His divine power has given us everything we need for a godly life through our knowledge of him who called us by his own glory and goodness.Through these he has given us his very great and precious promises, so that through them you may participate in the divine nature, having escaped the corruption in the world caused by evil desires.
For this very reason, make every effort to add to your faith goodness; and to goodness, knowledge;and to knowledge, self-control; and to self-control, perseverance; and to perseverance, godliness;and to godliness, mutual affection; and to mutual affection, love.For if you possess these qualities in increasing measure, they will keep you from being ineffective and unproductive in your knowledge of our Lord Jesus Christ.But whoever does not have them is nearsighted and blind, forgetting that they have been cleansed from their past sins. – 2 Peter 1:5-9
It’s interesting that in terms of a progression from arete, Peter moves from arete to knowledge, to self-control, all the way to love, which Peter, unlike Aristotle, seems to see as the ultimate virtue (amongst other virtues).
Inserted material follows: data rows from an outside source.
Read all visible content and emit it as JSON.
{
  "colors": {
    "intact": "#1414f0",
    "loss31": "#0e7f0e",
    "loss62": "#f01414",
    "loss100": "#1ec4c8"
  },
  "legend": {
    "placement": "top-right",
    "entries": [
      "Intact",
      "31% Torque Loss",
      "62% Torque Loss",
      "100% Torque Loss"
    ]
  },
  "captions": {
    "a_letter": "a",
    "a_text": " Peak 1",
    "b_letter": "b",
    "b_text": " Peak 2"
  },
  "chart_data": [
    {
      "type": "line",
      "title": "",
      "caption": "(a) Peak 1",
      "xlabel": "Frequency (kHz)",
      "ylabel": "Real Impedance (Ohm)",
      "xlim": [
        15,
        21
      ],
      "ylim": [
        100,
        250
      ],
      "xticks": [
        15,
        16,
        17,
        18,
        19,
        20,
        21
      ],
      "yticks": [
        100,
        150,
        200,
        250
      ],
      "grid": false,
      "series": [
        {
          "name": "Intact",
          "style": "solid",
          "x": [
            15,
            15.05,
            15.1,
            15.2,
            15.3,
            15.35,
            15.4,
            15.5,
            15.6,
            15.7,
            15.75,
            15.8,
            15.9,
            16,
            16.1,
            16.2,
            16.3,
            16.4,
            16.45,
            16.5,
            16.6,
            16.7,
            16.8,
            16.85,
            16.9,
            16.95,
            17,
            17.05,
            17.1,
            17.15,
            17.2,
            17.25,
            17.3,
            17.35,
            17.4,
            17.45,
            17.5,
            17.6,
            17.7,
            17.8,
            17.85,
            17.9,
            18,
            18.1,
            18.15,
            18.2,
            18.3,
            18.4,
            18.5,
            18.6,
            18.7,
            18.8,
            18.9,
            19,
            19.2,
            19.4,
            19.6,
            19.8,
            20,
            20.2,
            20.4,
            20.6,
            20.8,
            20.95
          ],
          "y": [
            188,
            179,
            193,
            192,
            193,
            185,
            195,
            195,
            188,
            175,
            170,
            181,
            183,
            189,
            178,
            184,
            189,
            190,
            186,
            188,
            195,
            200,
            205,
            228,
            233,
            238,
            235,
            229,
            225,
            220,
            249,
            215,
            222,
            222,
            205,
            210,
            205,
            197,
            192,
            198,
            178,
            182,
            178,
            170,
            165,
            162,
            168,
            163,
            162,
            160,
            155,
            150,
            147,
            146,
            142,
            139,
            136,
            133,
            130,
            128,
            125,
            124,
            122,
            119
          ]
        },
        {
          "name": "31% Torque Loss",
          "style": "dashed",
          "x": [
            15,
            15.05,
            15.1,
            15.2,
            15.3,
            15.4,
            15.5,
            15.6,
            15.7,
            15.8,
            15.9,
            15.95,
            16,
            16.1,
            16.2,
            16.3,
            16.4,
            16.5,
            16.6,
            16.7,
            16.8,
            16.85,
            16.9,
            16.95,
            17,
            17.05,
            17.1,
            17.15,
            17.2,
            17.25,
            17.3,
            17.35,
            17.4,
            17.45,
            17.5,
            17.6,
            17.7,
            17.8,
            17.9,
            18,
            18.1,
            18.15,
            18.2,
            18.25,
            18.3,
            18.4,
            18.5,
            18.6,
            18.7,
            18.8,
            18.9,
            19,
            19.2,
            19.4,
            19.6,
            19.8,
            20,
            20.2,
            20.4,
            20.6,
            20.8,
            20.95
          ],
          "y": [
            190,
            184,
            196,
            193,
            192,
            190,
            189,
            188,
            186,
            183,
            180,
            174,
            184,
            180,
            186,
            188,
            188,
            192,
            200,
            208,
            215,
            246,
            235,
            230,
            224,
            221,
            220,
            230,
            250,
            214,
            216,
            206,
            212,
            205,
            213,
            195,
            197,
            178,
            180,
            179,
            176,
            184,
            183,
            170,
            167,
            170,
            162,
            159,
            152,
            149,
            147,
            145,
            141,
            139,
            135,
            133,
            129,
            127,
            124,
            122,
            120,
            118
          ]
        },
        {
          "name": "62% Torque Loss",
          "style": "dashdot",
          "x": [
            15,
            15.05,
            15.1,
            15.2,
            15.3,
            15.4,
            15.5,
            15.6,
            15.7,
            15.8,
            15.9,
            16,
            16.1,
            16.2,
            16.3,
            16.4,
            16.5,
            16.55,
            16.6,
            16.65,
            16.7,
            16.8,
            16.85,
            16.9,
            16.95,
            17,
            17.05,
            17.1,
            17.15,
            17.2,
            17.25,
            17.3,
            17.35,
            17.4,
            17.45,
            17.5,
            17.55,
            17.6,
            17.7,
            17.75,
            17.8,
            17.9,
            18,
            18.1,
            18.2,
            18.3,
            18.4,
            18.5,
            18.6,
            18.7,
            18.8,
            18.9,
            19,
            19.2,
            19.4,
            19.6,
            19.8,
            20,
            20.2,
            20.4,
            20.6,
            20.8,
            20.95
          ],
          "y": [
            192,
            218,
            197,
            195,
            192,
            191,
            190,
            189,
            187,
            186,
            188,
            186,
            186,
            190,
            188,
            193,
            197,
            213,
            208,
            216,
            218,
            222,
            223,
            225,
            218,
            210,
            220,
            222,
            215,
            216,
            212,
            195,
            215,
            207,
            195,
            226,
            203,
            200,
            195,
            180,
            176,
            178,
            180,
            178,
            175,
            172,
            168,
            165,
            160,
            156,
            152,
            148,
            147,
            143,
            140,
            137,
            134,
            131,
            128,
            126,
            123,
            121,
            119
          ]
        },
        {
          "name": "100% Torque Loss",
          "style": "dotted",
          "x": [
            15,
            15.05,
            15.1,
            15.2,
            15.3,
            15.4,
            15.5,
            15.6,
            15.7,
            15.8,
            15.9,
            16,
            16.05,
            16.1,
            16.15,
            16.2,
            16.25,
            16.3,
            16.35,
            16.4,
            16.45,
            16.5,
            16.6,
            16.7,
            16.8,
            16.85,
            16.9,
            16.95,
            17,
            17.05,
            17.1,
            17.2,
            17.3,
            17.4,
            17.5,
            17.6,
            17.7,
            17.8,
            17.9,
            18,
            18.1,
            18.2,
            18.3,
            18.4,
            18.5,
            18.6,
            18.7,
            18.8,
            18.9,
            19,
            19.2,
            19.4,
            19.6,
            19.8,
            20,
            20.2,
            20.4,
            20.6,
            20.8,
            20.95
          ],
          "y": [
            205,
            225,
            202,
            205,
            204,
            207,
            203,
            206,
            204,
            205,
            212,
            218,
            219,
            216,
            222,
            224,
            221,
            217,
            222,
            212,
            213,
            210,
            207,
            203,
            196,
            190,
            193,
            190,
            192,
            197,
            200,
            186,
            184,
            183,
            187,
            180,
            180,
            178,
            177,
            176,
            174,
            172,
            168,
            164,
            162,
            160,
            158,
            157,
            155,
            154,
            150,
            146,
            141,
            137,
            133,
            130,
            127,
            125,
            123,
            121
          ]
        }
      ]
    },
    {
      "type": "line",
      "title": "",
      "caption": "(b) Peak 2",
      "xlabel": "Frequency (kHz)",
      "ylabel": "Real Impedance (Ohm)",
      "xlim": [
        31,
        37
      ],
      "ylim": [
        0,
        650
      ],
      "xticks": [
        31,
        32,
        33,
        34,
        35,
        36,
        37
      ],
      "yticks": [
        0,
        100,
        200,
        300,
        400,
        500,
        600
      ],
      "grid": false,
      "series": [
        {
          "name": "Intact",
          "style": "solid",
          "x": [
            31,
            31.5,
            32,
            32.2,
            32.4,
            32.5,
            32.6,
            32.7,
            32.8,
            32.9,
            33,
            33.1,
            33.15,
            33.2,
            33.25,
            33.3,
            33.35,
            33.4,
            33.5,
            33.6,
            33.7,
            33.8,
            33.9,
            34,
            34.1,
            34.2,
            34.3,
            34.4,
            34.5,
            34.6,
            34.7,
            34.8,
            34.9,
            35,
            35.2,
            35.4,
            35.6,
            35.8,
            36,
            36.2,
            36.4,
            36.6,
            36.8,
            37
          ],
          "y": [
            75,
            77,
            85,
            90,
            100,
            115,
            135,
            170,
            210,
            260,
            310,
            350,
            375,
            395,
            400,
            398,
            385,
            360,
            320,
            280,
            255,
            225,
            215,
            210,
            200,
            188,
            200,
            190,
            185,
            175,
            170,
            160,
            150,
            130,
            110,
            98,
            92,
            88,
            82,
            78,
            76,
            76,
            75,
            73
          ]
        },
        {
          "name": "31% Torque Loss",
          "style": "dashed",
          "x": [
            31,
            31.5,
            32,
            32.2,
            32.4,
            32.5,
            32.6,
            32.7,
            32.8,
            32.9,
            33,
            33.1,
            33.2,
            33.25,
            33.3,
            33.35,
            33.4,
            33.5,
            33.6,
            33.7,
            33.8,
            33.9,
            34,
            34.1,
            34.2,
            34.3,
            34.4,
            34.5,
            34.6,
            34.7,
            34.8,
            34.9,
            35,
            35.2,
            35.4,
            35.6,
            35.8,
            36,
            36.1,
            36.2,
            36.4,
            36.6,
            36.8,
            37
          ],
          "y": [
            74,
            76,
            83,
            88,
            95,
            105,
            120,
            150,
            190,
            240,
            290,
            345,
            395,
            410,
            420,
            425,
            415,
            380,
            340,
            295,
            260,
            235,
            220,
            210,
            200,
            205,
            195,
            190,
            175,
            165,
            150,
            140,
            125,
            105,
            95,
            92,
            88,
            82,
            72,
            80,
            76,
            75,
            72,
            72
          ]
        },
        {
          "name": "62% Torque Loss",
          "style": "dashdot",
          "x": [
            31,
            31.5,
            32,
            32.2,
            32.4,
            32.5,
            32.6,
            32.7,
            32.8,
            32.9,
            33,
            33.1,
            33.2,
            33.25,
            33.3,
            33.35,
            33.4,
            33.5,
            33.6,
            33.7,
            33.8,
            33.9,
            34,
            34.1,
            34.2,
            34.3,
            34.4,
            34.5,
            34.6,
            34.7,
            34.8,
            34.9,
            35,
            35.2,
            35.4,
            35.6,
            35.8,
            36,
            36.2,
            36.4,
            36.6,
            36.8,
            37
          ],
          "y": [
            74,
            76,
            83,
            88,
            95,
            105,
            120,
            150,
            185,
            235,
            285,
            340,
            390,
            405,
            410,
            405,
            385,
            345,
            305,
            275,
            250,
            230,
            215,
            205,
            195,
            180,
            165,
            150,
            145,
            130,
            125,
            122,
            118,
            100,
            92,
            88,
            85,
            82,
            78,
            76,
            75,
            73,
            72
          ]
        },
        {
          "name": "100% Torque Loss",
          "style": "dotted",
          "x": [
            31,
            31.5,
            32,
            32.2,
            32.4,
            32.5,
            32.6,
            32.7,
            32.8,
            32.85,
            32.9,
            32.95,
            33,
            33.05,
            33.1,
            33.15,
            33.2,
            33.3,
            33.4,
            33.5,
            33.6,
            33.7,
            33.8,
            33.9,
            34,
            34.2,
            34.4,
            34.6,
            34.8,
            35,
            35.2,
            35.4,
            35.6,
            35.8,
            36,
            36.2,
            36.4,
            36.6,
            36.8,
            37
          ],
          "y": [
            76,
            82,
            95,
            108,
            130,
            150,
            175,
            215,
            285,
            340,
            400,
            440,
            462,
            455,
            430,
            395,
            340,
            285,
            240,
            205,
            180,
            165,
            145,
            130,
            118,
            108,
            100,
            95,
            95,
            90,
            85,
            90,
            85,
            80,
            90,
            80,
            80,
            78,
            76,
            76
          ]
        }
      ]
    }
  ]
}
It’s interesting that like Aristotle he sees arete as very closely linked to the divine nature. For Aristotle, the contemplative life is virtuous because it enables the contemplator to figure out the virtuous mean in any situation, for Paul and Peter, the contemplative life is about reflecting on the character of the God who reveals himself in Jesus, and this reflection on God’s nature (and our ability to participate in it) pushes us towards being effective and productive “in your knowledge of our Lord Jesus Christ.” Peter seems to place love as both fundamental to God’s nature, and the telos of the virtuous, arete displaying, human.